New Incentives
- Abbreviation: NI-ABAE
- Formation: 2011
- Founders: Patrick Stadler, Pratyush Agarwal, Svetha Janumpalli
- Purpose: Healthcare
- Headquarters: Covina, California
- Method: Donations, grants
- Employees: 3,300
- Website: www.newincentives.org

= New Incentives =

US non-governmental organization

New Incentives is a non-governmental organization (NGO) that operates in Nigeria, running a conditional cash transfer (CCT) program. They aim to increase infantile vaccination through cash transfers, raising public awareness and reducing the frequency of vaccine stockout.

In Nigeria, New Incentives is known as the All Babies Are Equal (ABAE) Initiative, due to the name New Incentives not being accepted for registration. The organization is sometimes referred to as NI-ABAE. As of 2024, New Incentives is one of Givewell's top four charities.

== History ==
New Incentives was founded in 2011 by Patrick Stadler, Pratyush Agarwal, and Svetha Janumpalli. HIV prevention was originally at the heart of their strategy. Women could receive cash transfers upon registration of their pregnancy, HIV testing and birth delivery at hospital. Other at risk-pregnancies were later included, such as anemia, hepatitis and tuberculosis.

New Incentives now focuses on immunisation of under-five children.

== Operations ==
The New Incentives CCT program is run in North West, parts of North East and North Central Nigeria in the states of Bauchi, Gombe, Jigawa, Kaduna, Kano, Katsina, Kebbi, Niger, Sokoto, Yobe and Zamfara.
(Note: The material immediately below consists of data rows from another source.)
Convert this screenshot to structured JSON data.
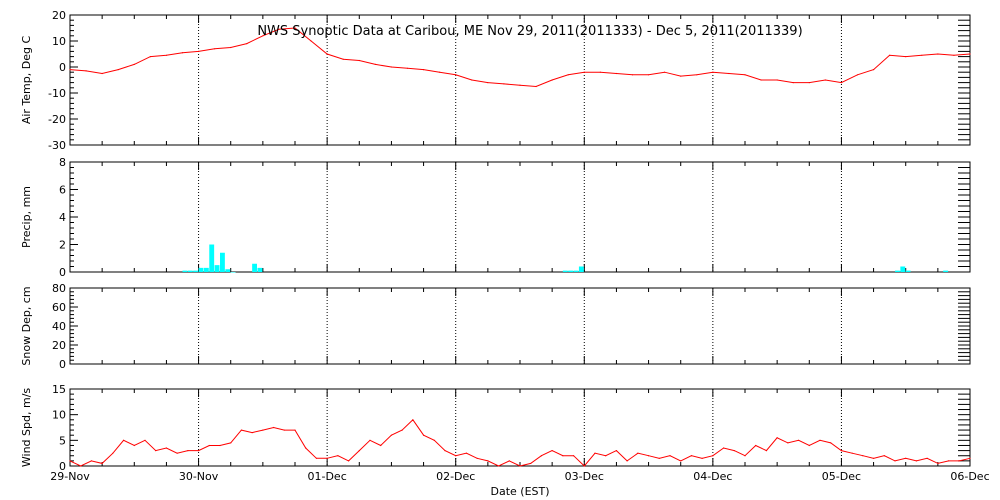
{
  "chart_data": {
    "type": "line",
    "title": "NWS Synoptic Data at Caribou, ME   Nov 29, 2011(2011333) - Dec  5, 2011(2011339)",
    "xlabel": "Date (EST)",
    "x_range": [
      "2011-11-29 00:00",
      "2011-12-06 00:00"
    ],
    "x_ticks": [
      "29-Nov",
      "30-Nov",
      "01-Dec",
      "02-Dec",
      "03-Dec",
      "04-Dec",
      "05-Dec",
      "06-Dec"
    ],
    "panels": [
      {
        "key": "temp",
        "type": "line",
        "ylabel": "Air Temp, Deg C",
        "ylim": [
          -30,
          20
        ],
        "yticks": [
          20,
          10,
          0,
          -10,
          -20,
          -30
        ],
        "color": "#ff0000",
        "series": [
          {
            "x": [
              "2011-11-29 00:00",
              "2011-11-29 03:00",
              "2011-11-29 06:00",
              "2011-11-29 09:00",
              "2011-11-29 12:00",
              "2011-11-29 15:00",
              "2011-11-29 18:00",
              "2011-11-29 21:00",
              "2011-11-30 00:00",
              "2011-11-30 03:00",
              "2011-11-30 06:00",
              "2011-11-30 09:00",
              "2011-11-30 12:00",
              "2011-11-30 15:00",
              "2011-11-30 18:00",
              "2011-11-30 21:00",
              "2011-12-01 00:00",
              "2011-12-01 03:00",
              "2011-12-01 06:00",
              "2011-12-01 09:00",
              "2011-12-01 12:00",
              "2011-12-01 15:00",
              "2011-12-01 18:00",
              "2011-12-01 21:00",
              "2011-12-02 00:00",
              "2011-12-02 03:00",
              "2011-12-02 06:00",
              "2011-12-02 09:00",
              "2011-12-02 12:00",
              "2011-12-02 15:00",
              "2011-12-02 18:00",
              "2011-12-02 21:00",
              "2011-12-03 00:00",
              "2011-12-03 03:00",
              "2011-12-03 06:00",
              "2011-12-03 09:00",
              "2011-12-03 12:00",
              "2011-12-03 15:00",
              "2011-12-03 18:00",
              "2011-12-03 21:00",
              "2011-12-04 00:00",
              "2011-12-04 03:00",
              "2011-12-04 06:00",
              "2011-12-04 09:00",
              "2011-12-04 12:00",
              "2011-12-04 15:00",
              "2011-12-04 18:00",
              "2011-12-04 21:00",
              "2011-12-05 00:00",
              "2011-12-05 03:00",
              "2011-12-05 06:00",
              "2011-12-05 09:00",
              "2011-12-05 12:00",
              "2011-12-05 15:00",
              "2011-12-05 18:00",
              "2011-12-05 21:00",
              "2011-12-06 00:00"
            ],
            "y": [
              -1,
              -1.5,
              -2.5,
              -1,
              1,
              4,
              4.5,
              5.5,
              6,
              7,
              7.5,
              9,
              12,
              14.5,
              15,
              10,
              5,
              3,
              2.5,
              1,
              0,
              -0.5,
              -1,
              -2,
              -3,
              -5,
              -6,
              -6.5,
              -7,
              -7.5,
              -5,
              -3,
              -2,
              -2,
              -2.5,
              -3,
              -3,
              -2,
              -3.5,
              -3,
              -2,
              -2.5,
              -3,
              -5,
              -5,
              -6,
              -6,
              -5,
              -6,
              -3,
              -1,
              4.5,
              4,
              4.5,
              5,
              4.5,
              5
            ]
          }
        ]
      },
      {
        "key": "precip",
        "type": "bar",
        "ylabel": "Precip, mm",
        "ylim": [
          0,
          8
        ],
        "yticks": [
          8,
          6,
          4,
          2,
          0
        ],
        "color": "#00ffff",
        "series": [
          {
            "x": [
              "2011-11-29 21:00",
              "2011-11-29 22:00",
              "2011-11-29 23:00",
              "2011-11-30 00:00",
              "2011-11-30 01:00",
              "2011-11-30 02:00",
              "2011-11-30 03:00",
              "2011-11-30 04:00",
              "2011-11-30 05:00",
              "2011-11-30 06:00",
              "2011-11-30 10:00",
              "2011-11-30 11:00",
              "2011-12-02 20:00",
              "2011-12-02 21:00",
              "2011-12-02 22:00",
              "2011-12-02 23:00",
              "2011-12-05 10:00",
              "2011-12-05 11:00",
              "2011-12-05 12:00",
              "2011-12-05 19:00"
            ],
            "y": [
              0.1,
              0.1,
              0.1,
              0.3,
              0.3,
              2,
              0.5,
              1.4,
              0.2,
              0,
              0.6,
              0.3,
              0.1,
              0.1,
              0.1,
              0.4,
              0.1,
              0.4,
              0.1,
              0.1
            ]
          }
        ]
      },
      {
        "key": "snow",
        "type": "line",
        "ylabel": "Snow Dep, cm",
        "ylim": [
          0,
          80
        ],
        "yticks": [
          80,
          60,
          40,
          20,
          0
        ],
        "color": "#ff0000",
        "series": [
          {
            "x": [],
            "y": []
          }
        ]
      },
      {
        "key": "wind",
        "type": "line",
        "ylabel": "Wind Spd, m/s",
        "ylim": [
          0,
          15
        ],
        "yticks": [
          15,
          10,
          5,
          0
        ],
        "color": "#ff0000",
        "series": [
          {
            "x": [
              "2011-11-29 00:00",
              "2011-11-29 02:00",
              "2011-11-29 04:00",
              "2011-11-29 06:00",
              "2011-11-29 08:00",
              "2011-11-29 10:00",
              "2011-11-29 12:00",
              "2011-11-29 14:00",
              "2011-11-29 16:00",
              "2011-11-29 18:00",
              "2011-11-29 20:00",
              "2011-11-29 22:00",
              "2011-11-30 00:00",
              "2011-11-30 02:00",
              "2011-11-30 04:00",
              "2011-11-30 06:00",
              "2011-11-30 08:00",
              "2011-11-30 10:00",
              "2011-11-30 12:00",
              "2011-11-30 14:00",
              "2011-11-30 16:00",
              "2011-11-30 18:00",
              "2011-11-30 20:00",
              "2011-11-30 22:00",
              "2011-12-01 00:00",
              "2011-12-01 02:00",
              "2011-12-01 04:00",
              "2011-12-01 06:00",
              "2011-12-01 08:00",
              "2011-12-01 10:00",
              "2011-12-01 12:00",
              "2011-12-01 14:00",
              "2011-12-01 16:00",
              "2011-12-01 18:00",
              "2011-12-01 20:00",
              "2011-12-01 22:00",
              "2011-12-02 00:00",
              "2011-12-02 02:00",
              "2011-12-02 04:00",
              "2011-12-02 06:00",
              "2011-12-02 08:00",
              "2011-12-02 10:00",
              "2011-12-02 12:00",
              "2011-12-02 14:00",
              "2011-12-02 16:00",
              "2011-12-02 18:00",
              "2011-12-02 20:00",
              "2011-12-02 22:00",
              "2011-12-03 00:00",
              "2011-12-03 02:00",
              "2011-12-03 04:00",
              "2011-12-03 06:00",
              "2011-12-03 08:00",
              "2011-12-03 10:00",
              "2011-12-03 12:00",
              "2011-12-03 14:00",
              "2011-12-03 16:00",
              "2011-12-03 18:00",
              "2011-12-03 20:00",
              "2011-12-03 22:00",
              "2011-12-04 00:00",
              "2011-12-04 02:00",
              "2011-12-04 04:00",
              "2011-12-04 06:00",
              "2011-12-04 08:00",
              "2011-12-04 10:00",
              "2011-12-04 12:00",
              "2011-12-04 14:00",
              "2011-12-04 16:00",
              "2011-12-04 18:00",
              "2011-12-04 20:00",
              "2011-12-04 22:00",
              "2011-12-05 00:00",
              "2011-12-05 02:00",
              "2011-12-05 04:00",
              "2011-12-05 06:00",
              "2011-12-05 08:00",
              "2011-12-05 10:00",
              "2011-12-05 12:00",
              "2011-12-05 14:00",
              "2011-12-05 16:00",
              "2011-12-05 18:00",
              "2011-12-05 20:00",
              "2011-12-05 22:00",
              "2011-12-06 00:00"
            ],
            "y": [
              1,
              0,
              1,
              0.5,
              2.5,
              5,
              4,
              5,
              3,
              3.5,
              2.5,
              3,
              3,
              4,
              4,
              4.5,
              7,
              6.5,
              7,
              7.5,
              7,
              7,
              3.5,
              1.5,
              1.5,
              2,
              1,
              3,
              5,
              4,
              6,
              7,
              9,
              6,
              5,
              3,
              2,
              2.5,
              1.5,
              1,
              0,
              1,
              0,
              0.5,
              2,
              3,
              2,
              2,
              0,
              2.5,
              2,
              3,
              1,
              2.5,
              2,
              1.5,
              2,
              1,
              2,
              1.5,
              2,
              3.5,
              3,
              2,
              4,
              3,
              5.5,
              4.5,
              5,
              4,
              5,
              4.5,
              3,
              2.5,
              2,
              1.5,
              2,
              1,
              1.5,
              1,
              1.5,
              0.5,
              1,
              1,
              1.5
            ]
          }
        ]
      }
    ]
  }
}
This region has one of the lowest vaccination coverages in the world, less than 25% of the infants are vaccinated.

In 2022, Nigeria had an estimated under-five mortality rate of 107 per 1000 live births, one of the highest in the world. Of these children about 40% died from vaccine-preventable diseases like pneumonia, diarrhea and measles.

The under five child mortality rate differs from state to state, with Kebbi having the highest (252 deaths per 1000), Ogun having the lowest (30 deaths per 1000), and the North West region having the highest regional rate at 187 deaths per 1000 according to the Nigeria Demographic and Health survey from 2018.

The cash transfers from New Incentives are conditioned on the vaccination of infants with the BCG vaccine, the pentavalent vaccine, the pneumococcal conjugate vaccine and the meningococcal vaccine, which immunize them against tuberculosis, measles, pneumococcal infection and hepatitis B, among others.

Other activities include improving the supply chain of vaccines and vaccine information campaigns.

== Effectiveness ==
In 2024, the charity evaluator GiveWell ranked New Incentives among its top four charities. It estimated that it costs approximately between $1000 and $5000 to prevent a death this way. This evaluation was partly based on the randomized controlled trial conducted by IDinsight. The increase in the proportion of vaccinated children was estimated to be between 11 and 22 percent in areas where New Incentives works.